The reason I bring this up is that to know my father is to listen for the clues in what he says to give you the realities of what he’s done.  It’s a matter of gleaning the trace amount of truth out of his statements.  For example, when he entered my office this afternoon, after his doctor’s appointment, he stated, “I sure did want a Mountain Dew today, but I didn’t have one.”  To the uninitiated, he is following his diet.  To those in the know, he in fact just finished a Mountain Dew.  As I am attempting to keep “the sugar” from taking his feet, as you know, I have taken it upon myself to micro-manage his diet.  When his blood sugar goes up he gets very sleepy.  This leads to moments when he will nod off in mid-sentence and has on more than one occasion caused alarm with visitors who ask about “the homeless man asleep in (my) office”.  Just today he fell asleep sitting across from me at my desk and I had to complete an employee’s performance appraisal in the conference room as there is no method to wake a sleeping bear without causing some sort of unpleasant interaction with either the gas or the curse words, both of which he lets fly with alarming speed and frequency.  Even with my sweet ninja moves and more combat experience than is warranted in a childhood this side of Chechnya, I am sometimes caught in the crossfire, if you will. 

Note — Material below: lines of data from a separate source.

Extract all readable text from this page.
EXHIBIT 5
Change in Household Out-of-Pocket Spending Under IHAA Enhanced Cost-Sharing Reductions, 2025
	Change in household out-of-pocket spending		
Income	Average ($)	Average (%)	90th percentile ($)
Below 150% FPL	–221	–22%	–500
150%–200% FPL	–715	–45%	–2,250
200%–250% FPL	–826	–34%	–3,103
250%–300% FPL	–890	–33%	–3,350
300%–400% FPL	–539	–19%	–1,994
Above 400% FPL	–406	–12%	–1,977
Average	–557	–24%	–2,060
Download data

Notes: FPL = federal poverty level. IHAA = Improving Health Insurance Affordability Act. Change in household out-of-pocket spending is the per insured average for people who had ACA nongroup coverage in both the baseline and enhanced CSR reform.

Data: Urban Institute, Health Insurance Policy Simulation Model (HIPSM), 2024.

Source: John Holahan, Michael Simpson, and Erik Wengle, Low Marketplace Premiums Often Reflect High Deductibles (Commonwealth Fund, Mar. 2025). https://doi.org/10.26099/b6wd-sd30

                And I am not exactly thrilled with the turning tides at home, so to speak.  I can’t pinpoint exactly when the power shifted but all I know is that there is a skillet full of grease on my stove, a belt sander in my foyer with an orange extension cord trailing through the front window and a 15 pound sack of potatoes in my pantry.  There is some nefarious scheming afoot and I think the end goal is to create some hybrid country caretaker cook.  Well, all I can say is if I wanted to be a Southern woman, I assure you I’d choose Julia Sugarbaker instead of Aunt Bea.  I will fight this tooth and nail.  I will keep my zebra occasional chairs, mirrored furniture and pastel chinos.  I will continue to eat at the dinner table with no dog and a balanced meal.  And as God as my witness I WILL NOT make biscuits from scratch.  I feel like Scarlett O’Hara but without the turnips and drama.  Okay maybe some of the drama, but definitely not the turnips.
To be honest, I don’t remember where I was headed with this thought, but I do need to go.  My favorite Lacy J. Dalton song just came on the radio and I’ve got a roast in the crock pot.  Oh crap, is country contagious?